Tras una larga serie de publicaciones, poemas, novelas, relatos –mucha literatura para
niños–, nos alcanza ‘Me haré de aire’, una selección de 14 cuentos preparada por Monte
Ávila Editores en versión impresa y digital (descargable de manera gratuita desde su
página ‘web’), contraviniendo la idea de una obra producida para acompañar la existencia
y no para compartir con una masa lectora. La hipótesis surge, entre otras razones, del
acopio multitemporal de esos textos, que el lector comprende le son dictados a la
escritora por una misma necesidad a lo largo de cinco décadas.

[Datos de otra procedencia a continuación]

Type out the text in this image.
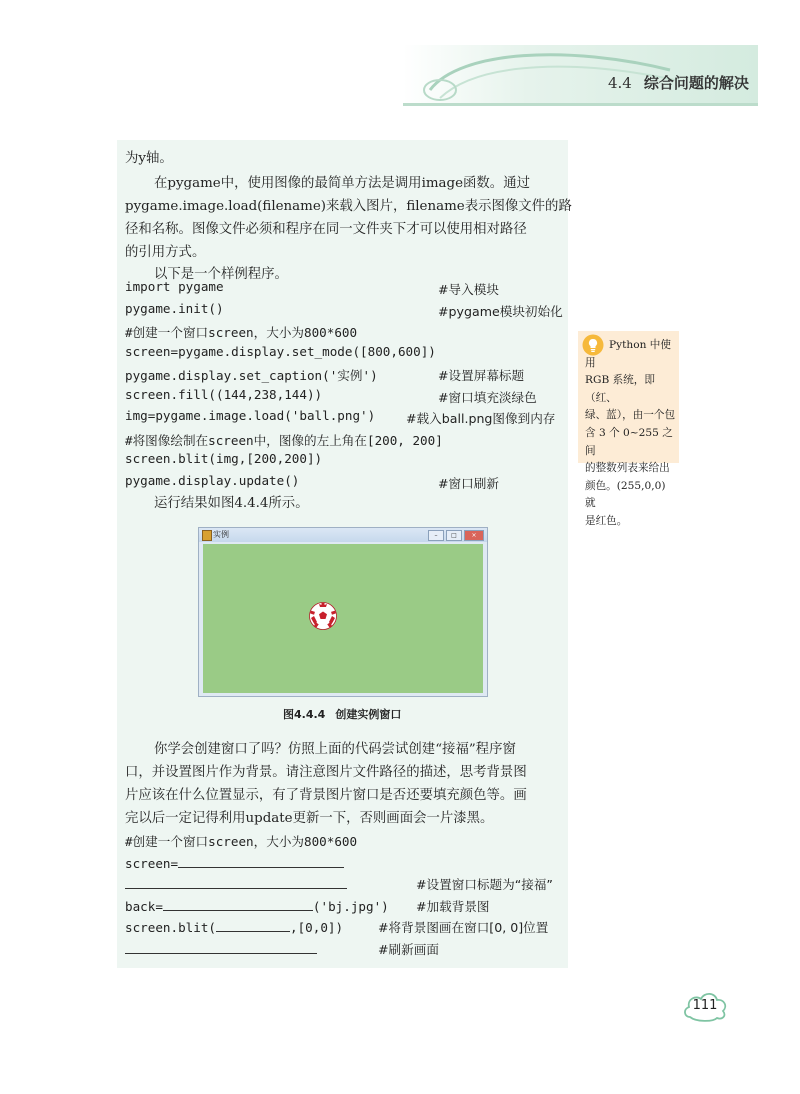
4.4 综合问题的解决
为y轴。
在pygame中，使用图像的最简单方法是调用image函数。通过
pygame.image.load(filename)来载入图片，filename表示图像文件的路
径和名称。图像文件必须和程序在同一文件夹下才可以使用相对路径
的引用方式。
以下是一个样例程序。
import pygame	#导入模块
pygame.init()	#pygame模块初始化
#创建一个窗口screen，大小为800*600
screen=pygame.display.set_mode([800,600])
pygame.display.set_caption('实例')	#设置屏幕标题
screen.fill((144,238,144))	#窗口填充淡绿色
img=pygame.image.load('ball.png') #载入ball.png图像到内存
#将图像绘制在screen中，图像的左上角在[200, 200]
screen.blit(img,[200,200])
pygame.display.update()	#窗口刷新
运行结果如图4.4.4所示。
实例	–	□	×
图4.4.4 创建实例窗口
你学会创建窗口了吗？仿照上面的代码尝试创建“接福”程序窗
口，并设置图片作为背景。请注意图片文件路径的描述，思考背景图
片应该在什么位置显示，有了背景图片窗口是否还要填充颜色等。画
完以后一定记得利用update更新一下，否则画面会一片漆黑。
#创建一个窗口screen，大小为800*600
screen=
#设置窗口标题为“接福”
back=	('bj.jpg') #加载背景图
screen.blit(	,[0,0])	#将背景图画在窗口[0, 0]位置
#刷新画面
Python 中使用
RGB 系统，即（红、
绿、蓝），由一个包
含 3 个 0~255 之间
的整数列表来给出
颜色。(255,0,0) 就
是红色。
111
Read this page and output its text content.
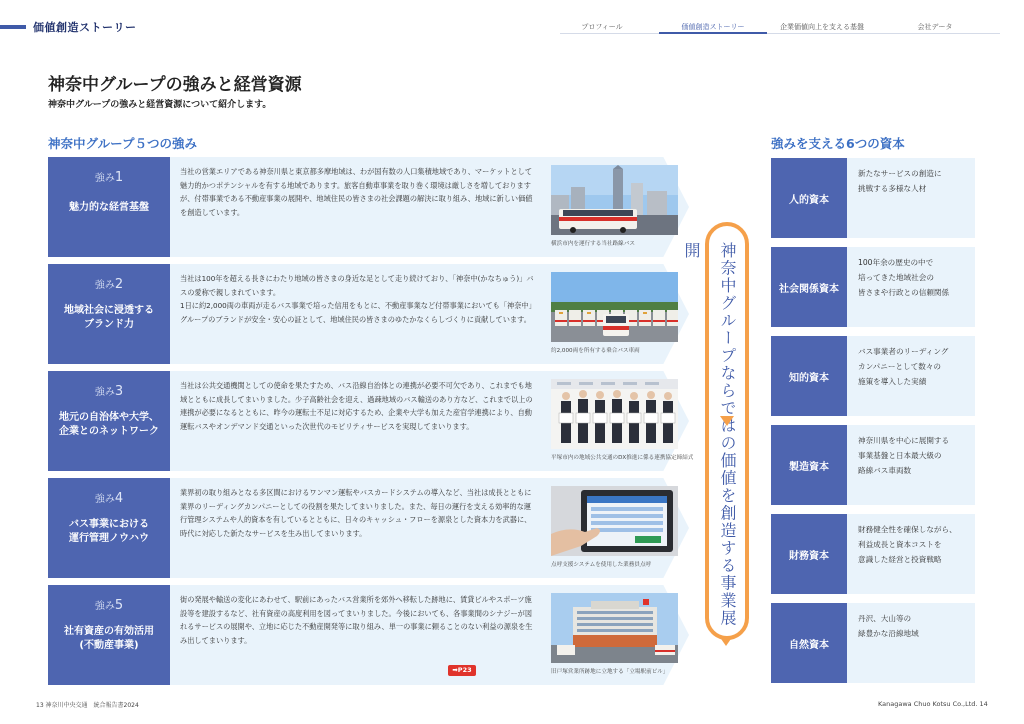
価値創造ストーリー	プロフィール	価値創造ストーリー	企業価値向上を支える基盤	会社データ
神奈中グループの強みと経営資源
神奈中グループの強みと経営資源について紹介します。
神奈中グループ５つの強み	強みを支える6つの資本
強み1
魅力的な経営基盤
当社の営業エリアである神奈川県と東京都多摩地域は、わが国有数の人口集積地域であり、マーケットとして魅力的かつポテンシャルを有する地域であります。旅客自動車事業を取り巻く環境は厳しさを増しておりますが、付帯事業である不動産事業の展開や、地域住民の皆さまの社会課題の解決に取り組み、地域に新しい価値を創造しています。
横浜市内を運行する当社路線バス
強み2
地域社会に浸透する
ブランド力
当社は100年を超える長きにわたり地域の皆さまの身近な足として走り続けており、「神奈中(かなちゅう)」バスの愛称で親しまれています。
1日に約2,000両の車両が走るバス事業で培った信用をもとに、不動産事業など付帯事業においても「神奈中」グループのブランドが安全・安心の証として、地域住民の皆さまのゆたかなくらしづくりに貢献しています。
約2,000両を所有する乗合バス車両
強み3
地元の自治体や大学、
企業とのネットワーク
当社は公共交通機関としての使命を果たすため、バス沿線自治体との連携が必要不可欠であり、これまでも地域とともに成長してまいりました。少子高齢社会を迎え、過疎地域のバス輸送のあり方など、これまで以上の連携が必要になるとともに、昨今の運転士不足に対応するため、企業や大学も加えた産官学連携により、自動運転バスやオンデマンド交通といった次世代のモビリティサービスを実現してまいります。
平塚市内の地域公共交通のDX推進に係る連携協定締結式
強み4
バス事業における
運行管理ノウハウ
業界初の取り組みとなる多区間におけるワンマン運転やバスカードシステムの導入など、当社は成長とともに業界のリーディングカンパニーとしての役割を果たしてまいりました。また、毎日の運行を支える効率的な運行管理システムや人的資本を有しているとともに、日々のキャッシュ・フローを源泉とした資本力を武器に、時代に対応した新たなサービスを生み出してまいります。
点呼支援システムを使用した業務員点呼
強み5
社有資産の有効活用
(不動産事業)
街の発展や輸送の変化にあわせて、駅前にあったバス営業所を郊外へ移転した跡地に、賃貸ビルやスポーツ施設等を建設するなど、社有資産の高度利用を図ってまいりました。今後においても、各事業間のシナジーが図れるサービスの展開や、立地に応じた不動産開発等に取り組み、単一の事業に頼ることのない利益の源泉を生み出してまいります。
➡P23	旧戸塚営業所跡地に立地する「立場駅前ビル」
神奈中グループならではの価値を創造する事業展開
人的資本
新たなサービスの創造に
挑戦する多様な人材
社会関係資本
100年余の歴史の中で
培ってきた地域社会の
皆さまや行政との信頼関係
知的資本
バス事業者のリーディング
カンパニーとして数々の
施策を導入した実績
製造資本
神奈川県を中心に展開する
事業基盤と日本最大級の
路線バス車両数
財務資本
財務健全性を確保しながら、
利益成長と資本コストを
意識した経営と投資戦略
自然資本
丹沢、大山等の
緑豊かな沿線地域
13 神奈川中央交通　統合報告書2024	Kanagawa Chuo Kotsu Co.,Ltd. 14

El editor, que luego entra en escena –no importa si la propia autora o un investido
custodio–, hurga entre esos papeles y encuentra, solo entonces, el libro que es ‘Me haré
de aire’, un manuscrito hallado en una botella cuyas claves, no todas, se van descifrando a
lo largo del tiempo. La hipótesis hace suponer la introducción de arcanos aquí que se
complementan en otro(s) tomo(s), aún por editar entre el caudal de literatura generado
por Antillano.
Los cuentos que conforman este libro, habría que advertir al potencial lector, son
extraídos de ese universo y suponen por tanto la instantánea de un momento. El
contexto, en todo caso, es innecesario, aunque bien se cuida la autora de inventariar con
manía sus infinitos elementos. De todos ellos es “Manuscrito perdido” una suerte de
fractal, el relato que contiene a los demás, y, por supuesto, al cosmos que llevamos dicho,
su alegoría perfecta:
“El personaje intenta pensar en otra cosa sin conseguirlo. Aquellas tapas
azules como el mar, como el cielo, del tamaño justo para resguardar las
cuartillas escritas en noches y días de delirio, ocupan el centro de su ser y de
su pasión por estos días”.
En “Cuando la arena se levanta” lo verificamos sin disimulo –la historia concreta de una
despedida–, y con el auxilio de la metáfora el elemento persiste en “Un imposible
espinoso horizonte marino”, Renacimiento”, “El traje blanco con bordes azules” y “El
primo”, narraciones que cierran ciclos a la vez que honran nostalgias. Este podría haberse
configurado, por tanto, una suerte de “libro de los adioses”, del que mana la melancolía
pero también el regusto por lo vivido.
¿Será este desconcierto por tener que apegarse a una sola vida, finita y juiciosa, la razón
para recrear –recrearse– infatigablemente la de otros?